Type I interferons (IFNα/β) are
cytokines with a broad spectrum of antitumor activities including antiproliferative, proapoptotic, and immunostimulatory effects, and are potentially useful in the treatment of B-cell
malignancies and other
cancers. To improve antitumor potency and diminish the systemic side effects of IFN, we recently developed anti-CD20-IFNα fusion
proteins with in vitro and in vivo efficacy against both mouse and human
lymphomas expressing CD20. As IFNβ binds more tightly to the IFNα/β receptor (IFNAR) and has more potent antitumor activities, we have now constructed an anti-CD20 fusion
protein with murine IFNβ (mIFNβ). Anti-CD20-mIFNβ was more potent than recombinant mIFNβ and anti-CD20-mIFNα in inhibiting the proliferation of a mouse
B-cell lymphoma expressing human CD20 (38C13-huCD20). Growth inhibition was accompanied by
caspase-independent apoptosis and DNA fragmentation. The efficacy of anti-CD20-mIFNβ required the physical linkage of mIFNβ to anti-CD20 antibody. Importantly, anti-CD20-mIFNβ was active against
tumor cells expressing low levels of IFNAR (38C13-huCD20 IFNAR).
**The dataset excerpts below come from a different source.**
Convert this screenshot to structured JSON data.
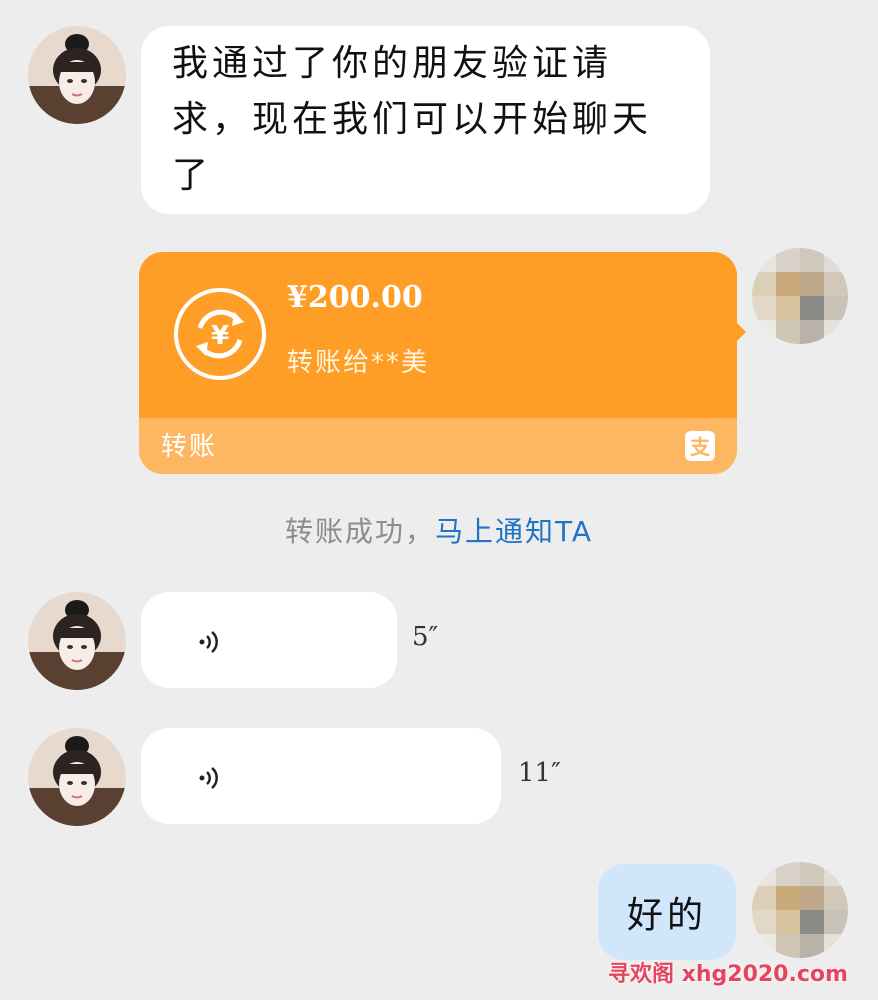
{
  "chat": {
    "messages": {
      "text_message": "我通过了你的朋友验证请求，现在我们可以开始聊天了",
      "transfer": {
        "amount": "¥200.00",
        "recipient": "转账给**美",
        "label": "转账",
        "icon": "currency-exchange-icon",
        "brand_icon": "alipay-icon",
        "color": "#fe9e27"
      },
      "system_notice": {
        "text": "转账成功，",
        "link": "马上通知TA"
      },
      "voice_1": {
        "duration": "5″"
      },
      "voice_2": {
        "duration": "11″"
      },
      "reply": "好的"
    }
  },
  "watermark": "寻欢阁 xhg2020.com",
  "colors": {
    "background": "#ededed",
    "bubble_white": "#ffffff",
    "bubble_self": "#cfe6fb",
    "link": "#1f74c6"
  }
}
In vivo, established 38C13-huCD20
tumors were largely insensitive to
rituximab or a nontargeted mIFNβ fusion
protein, yet treatment with anti-CD20-mIFNβ eradicated 83% of
tumors. Anti-CD20-mIFNβ was also more potent in vivo against 38C13-huCD20 than anti-CD20-mIFNα, curing 75% versus 25% of
tumors (P=0.001). Importantly, although anti-CD20-mIFNα could not eradicate 38C13-huCD20 IFNAR
tumors, anti-CD20-mIFNβ treatment prolonged survival (P=0.0003), and some animals remained
tumor-free. Thus, antibody fusion
proteins targeting mIFNβ to
tumors show promise as therapeutic agents, especially for use against
tumors resistant to the effects of mIFNα.